Related tangent: this is why things like the “prosperity gospel” absolutely baffle me. Even taking the Bible as a source of literal truth or prescriptive morality (which I don’t), even on its own terms, it is so crystal clear about this. (Don’t get me started on “Christianist” fundamentalists whose self-righteous, judgemental, controlling politics bear more resemblance to Pharisees or the Taliban than to Jesus when it comes to love and non-judgement and compassion.)

Regardless of your religious beliefs, if you would deny any of my cousins or friends or colleagues or anyone else the right to marry the person they love, to have a family, to be parents, to live honestly and openly and to participate fully as first-class citizens of our troubled but still great country, or any other place, then please do the following:

1. Honestly examine the source of your feelings about these medieval taboos. (They do not originate from the New Testament, nor from the words or actions of Jesus. Also, they are remarkably similar to religious arguments made against interracial marriage just a generation or two ago, and they have no defensible place in a progressive secular democracy.)

2. Please don’t post, comment, email, or contact me in any way about this topic, nor about your religious beliefs. (I am not interested in debate, I simply feel compelled to make this point. I could too easily spend time and energy I can’t spare in arguing because I care so much, but it would not be fruitful for either of us so let’s not waste each others’ precious time.)

3. Please stop following my health status on my blog or CaringBridge or Facebook. I just can’t be friends with someone who would go out of their way to hurt my dear cousins and friends in this way.
Note, I need all the support I can get in my battle with cancer, so I don’t take that lightly. But if you’d shun or marginalize or hate these wonderful people (let alone support killing them per things like Uganda’s outrageously evil proposed law making homosexuality punishable by death), we simply can’t be friends. I don’t know how else to make my point as strongly and clearly as I can, and it means that much to me. This is about love, and about letting go of hatred and fear and bigotry of any kind. This is also the civil rights battle of our time. I have been so proud to hear stories of my Uncle Bill’s life-risking trip to the deep south in support of black civil rights in the 60’s. It’s ridiculous to compare a blog post with that kind of courage and integrity and action, but I will take what opportunity I have to try and add my voice to the mix, in favor of justice and equality and love.

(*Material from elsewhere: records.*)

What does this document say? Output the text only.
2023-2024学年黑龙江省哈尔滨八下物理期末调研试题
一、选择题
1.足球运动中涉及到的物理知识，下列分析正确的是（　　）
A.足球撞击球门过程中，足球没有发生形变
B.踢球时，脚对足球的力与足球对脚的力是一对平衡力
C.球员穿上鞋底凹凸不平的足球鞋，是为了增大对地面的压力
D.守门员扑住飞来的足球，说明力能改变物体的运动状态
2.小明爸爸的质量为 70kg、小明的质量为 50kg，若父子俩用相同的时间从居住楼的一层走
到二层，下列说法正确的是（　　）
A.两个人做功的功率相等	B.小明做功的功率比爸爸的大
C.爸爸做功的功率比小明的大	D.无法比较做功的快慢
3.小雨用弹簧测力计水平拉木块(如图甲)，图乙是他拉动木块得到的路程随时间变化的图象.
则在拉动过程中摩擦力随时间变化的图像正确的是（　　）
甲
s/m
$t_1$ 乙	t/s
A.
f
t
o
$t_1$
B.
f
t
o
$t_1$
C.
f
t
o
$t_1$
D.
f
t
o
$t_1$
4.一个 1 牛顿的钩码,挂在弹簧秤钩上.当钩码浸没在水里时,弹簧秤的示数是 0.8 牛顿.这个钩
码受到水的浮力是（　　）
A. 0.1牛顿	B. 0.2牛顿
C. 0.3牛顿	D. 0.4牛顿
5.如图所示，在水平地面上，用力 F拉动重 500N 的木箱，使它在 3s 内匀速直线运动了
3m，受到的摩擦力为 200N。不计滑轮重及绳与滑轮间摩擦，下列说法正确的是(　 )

On a related theological tack: Jesus was a political radical, who sat down to eat with and literally embrace prostitutes and other “untouchables” at a time when that was momentous, socially unheard-of and politically revolutionary. Personally I don’t view the bible as a reliable historical record or guide to proper living, but even if it were, taken at face value, count the number of times Christ mentions hypocrisy and judgement (and money), and compare it to the number of times he even mentions sexuality. It’s unambiguous. The message is: love, don’t judge. Period.

This is also why I see things like millionaire sunday christians and westboro hate-mongerers as so much more antithetical to genuine Christianity than anything relating to sexual orientation. Also, America is a great experiment in secular freedom and pursuit of happiness. The separation of church and state prevents each entity from being corrupted by the other. If you’d deny basic human dignity and civil rights to any group of minorities (women, blacks, gays, atheists…) then at some level, politically, you share more in common with ancient Pharisees or modern Sharia law Islamic fanatics than you do with Jesus (or Buddha or MLK). But please, don’t start a debate on it, please don’t try to change my mind. This is fundamental to me: I will always love my GLBT cousins and friends and will always support their right to have and to love families. I don’t intend to start a firestorm, but this is about love, and I have never been so full of love for my family in my life. So if you oppose me on this politically and you care at all for me, please, if I can’t change your thinking on this please just let it go and leave me alone so I can fight my fight. Thank you.